The biotechnical engineering field is one of the newest engineering fields and is moving very fast. The course is designed to increase student's awareness of important past developments in the field, as well as important new things that are showing up in the news every day, but with a focus on four primary areas: biofuels, bioremediation, genetic engineering, and biomedical engineering.
For a variety of reasons society must move away from fossil fuels as its primary energy source. Biofuels are being researched heavily as one source of alternate and renewable energy. Students explore biofuels primarily through projects, such as one in which they research, design, and "build" (through 3D printing) a scale model of a corn to ethanol production facility, or one in which they research, design, build and race a "vehicle" powered by carbon dioxide produced by yeast fermentation.
An unfortunate side-effect of our industrial society is the production of toxic waste. Too often this waste has been introduced to the environment either accidentally (e.g. oil spills) or without understanding the potential hazards (e.g. poor industrial process control or poor waste disposal practices). The use of biological processes to clean up these hazardous waste situations is a current important area of investigation.
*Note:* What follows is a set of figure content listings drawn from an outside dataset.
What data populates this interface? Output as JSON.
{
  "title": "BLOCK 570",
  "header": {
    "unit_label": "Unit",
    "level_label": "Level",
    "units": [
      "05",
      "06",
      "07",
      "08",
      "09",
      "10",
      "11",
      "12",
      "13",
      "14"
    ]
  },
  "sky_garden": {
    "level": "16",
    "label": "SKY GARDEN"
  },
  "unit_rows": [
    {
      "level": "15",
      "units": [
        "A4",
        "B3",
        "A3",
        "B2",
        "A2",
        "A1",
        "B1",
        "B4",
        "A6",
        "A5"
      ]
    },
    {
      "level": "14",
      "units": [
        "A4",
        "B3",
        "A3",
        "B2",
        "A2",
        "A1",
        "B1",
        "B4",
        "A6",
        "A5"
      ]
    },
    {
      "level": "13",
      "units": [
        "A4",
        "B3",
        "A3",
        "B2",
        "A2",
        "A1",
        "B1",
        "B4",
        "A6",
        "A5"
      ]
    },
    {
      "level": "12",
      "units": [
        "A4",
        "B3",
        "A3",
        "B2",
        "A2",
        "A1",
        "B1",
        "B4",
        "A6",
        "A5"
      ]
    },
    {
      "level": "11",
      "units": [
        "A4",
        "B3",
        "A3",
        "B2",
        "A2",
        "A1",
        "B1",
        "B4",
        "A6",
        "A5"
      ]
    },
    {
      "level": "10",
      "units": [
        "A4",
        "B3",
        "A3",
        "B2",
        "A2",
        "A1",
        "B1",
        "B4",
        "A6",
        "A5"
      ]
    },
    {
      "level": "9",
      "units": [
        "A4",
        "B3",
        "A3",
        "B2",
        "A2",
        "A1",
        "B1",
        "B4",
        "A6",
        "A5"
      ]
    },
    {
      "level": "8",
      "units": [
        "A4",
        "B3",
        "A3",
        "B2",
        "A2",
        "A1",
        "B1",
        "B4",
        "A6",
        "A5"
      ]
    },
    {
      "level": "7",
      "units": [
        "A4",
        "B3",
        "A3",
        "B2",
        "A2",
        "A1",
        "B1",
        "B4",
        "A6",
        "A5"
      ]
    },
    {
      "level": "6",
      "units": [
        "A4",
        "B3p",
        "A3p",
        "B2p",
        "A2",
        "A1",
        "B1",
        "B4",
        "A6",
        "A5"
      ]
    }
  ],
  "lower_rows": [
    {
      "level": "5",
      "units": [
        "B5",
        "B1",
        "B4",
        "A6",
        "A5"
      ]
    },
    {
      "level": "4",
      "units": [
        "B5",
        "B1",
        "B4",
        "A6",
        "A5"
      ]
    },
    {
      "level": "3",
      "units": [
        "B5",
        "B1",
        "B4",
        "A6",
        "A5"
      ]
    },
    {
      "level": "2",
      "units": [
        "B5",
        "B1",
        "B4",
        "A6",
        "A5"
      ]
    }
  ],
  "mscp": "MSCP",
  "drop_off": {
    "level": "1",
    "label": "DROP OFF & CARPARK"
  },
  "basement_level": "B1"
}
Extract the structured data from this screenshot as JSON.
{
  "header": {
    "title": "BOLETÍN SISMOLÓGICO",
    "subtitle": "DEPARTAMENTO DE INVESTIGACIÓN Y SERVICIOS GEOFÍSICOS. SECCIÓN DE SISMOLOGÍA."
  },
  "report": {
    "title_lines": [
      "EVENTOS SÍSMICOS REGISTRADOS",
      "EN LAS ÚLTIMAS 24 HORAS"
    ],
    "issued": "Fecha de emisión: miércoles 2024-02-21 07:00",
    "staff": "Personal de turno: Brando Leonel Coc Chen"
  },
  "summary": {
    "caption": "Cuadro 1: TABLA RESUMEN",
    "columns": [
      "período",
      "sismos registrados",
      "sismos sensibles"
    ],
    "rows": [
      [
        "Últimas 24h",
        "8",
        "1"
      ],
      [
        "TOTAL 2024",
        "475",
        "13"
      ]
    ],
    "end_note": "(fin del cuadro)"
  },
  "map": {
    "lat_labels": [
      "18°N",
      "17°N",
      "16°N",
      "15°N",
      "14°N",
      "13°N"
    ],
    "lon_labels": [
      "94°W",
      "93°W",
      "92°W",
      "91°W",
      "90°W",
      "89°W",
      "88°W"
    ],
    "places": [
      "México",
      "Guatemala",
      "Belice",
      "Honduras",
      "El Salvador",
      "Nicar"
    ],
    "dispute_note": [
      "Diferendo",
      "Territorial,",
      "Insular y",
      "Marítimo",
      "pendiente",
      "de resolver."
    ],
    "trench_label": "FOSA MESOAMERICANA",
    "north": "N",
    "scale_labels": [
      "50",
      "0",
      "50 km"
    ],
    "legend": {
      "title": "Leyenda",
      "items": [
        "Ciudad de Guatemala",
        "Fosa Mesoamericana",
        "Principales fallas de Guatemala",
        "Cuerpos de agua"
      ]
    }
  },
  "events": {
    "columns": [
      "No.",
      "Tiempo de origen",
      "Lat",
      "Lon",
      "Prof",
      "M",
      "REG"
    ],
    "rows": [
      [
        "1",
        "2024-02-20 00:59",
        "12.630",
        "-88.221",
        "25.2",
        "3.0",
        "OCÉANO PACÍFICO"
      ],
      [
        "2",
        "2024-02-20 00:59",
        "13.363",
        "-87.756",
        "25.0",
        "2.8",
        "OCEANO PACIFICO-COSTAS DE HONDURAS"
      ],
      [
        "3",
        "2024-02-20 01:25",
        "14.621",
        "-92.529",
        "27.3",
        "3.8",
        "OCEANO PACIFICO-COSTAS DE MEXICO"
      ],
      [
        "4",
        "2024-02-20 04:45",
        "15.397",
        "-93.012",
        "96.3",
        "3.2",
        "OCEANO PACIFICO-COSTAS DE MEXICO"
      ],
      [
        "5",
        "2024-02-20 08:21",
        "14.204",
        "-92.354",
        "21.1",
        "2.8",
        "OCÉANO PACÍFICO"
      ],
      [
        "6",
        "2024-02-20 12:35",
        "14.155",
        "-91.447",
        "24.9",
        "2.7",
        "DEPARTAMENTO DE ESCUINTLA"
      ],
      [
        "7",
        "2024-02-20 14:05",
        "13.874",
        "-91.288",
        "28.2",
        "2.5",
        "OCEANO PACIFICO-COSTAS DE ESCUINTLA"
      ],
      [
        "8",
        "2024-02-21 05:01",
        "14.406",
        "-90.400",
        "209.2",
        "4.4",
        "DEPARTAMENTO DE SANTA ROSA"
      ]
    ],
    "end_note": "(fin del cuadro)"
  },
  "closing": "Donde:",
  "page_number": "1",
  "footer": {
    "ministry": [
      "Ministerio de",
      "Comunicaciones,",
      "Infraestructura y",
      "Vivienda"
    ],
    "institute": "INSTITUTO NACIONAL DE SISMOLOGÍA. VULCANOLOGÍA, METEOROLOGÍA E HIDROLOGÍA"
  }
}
These biological processes can provide unique and important advantages that other processes cannot. Students will explore some of these approaches to bioremediation through projects such as investigating the effectiveness of microbes to clean up oil spills.
Modifying (i.e. engineering) the genetic code of organisms to address a broad array of problems in today's world has been an extremely fast-advancing area of research over the past couple of decades. Genetic engineering is affecting an increasingly larger part of the economy as well as larger parts of people's lives. Students will explore the field of genetic engineering through a hands-on project in which they actually genetically modify E. coli bacteria to exhibit a specific trait. They follow this project with another where they must utilize this knowledge to research, design, and develop a process to genetically modify some other organism to exhibit a trait which will solve some societal problem.
Our increasingly complex and technology focused medical practices are being driven by the combination of biological and engineering knowledge and technology. From sophisticated and more accurate diagnostic techniques and instrumentation, to more effective and novel treatments, the combination of biology and engineering is having a tremendous impact on the medical field. Students will explore areas such as diagnostic equipment (e.g. MRI, CAT Scan), 3D printing of tissue and organs, surgical instrumentation, and prosthetics. Project possibilities include the research, design, and building (through 3D printing) of surgical instruments or simple prosthetic devices.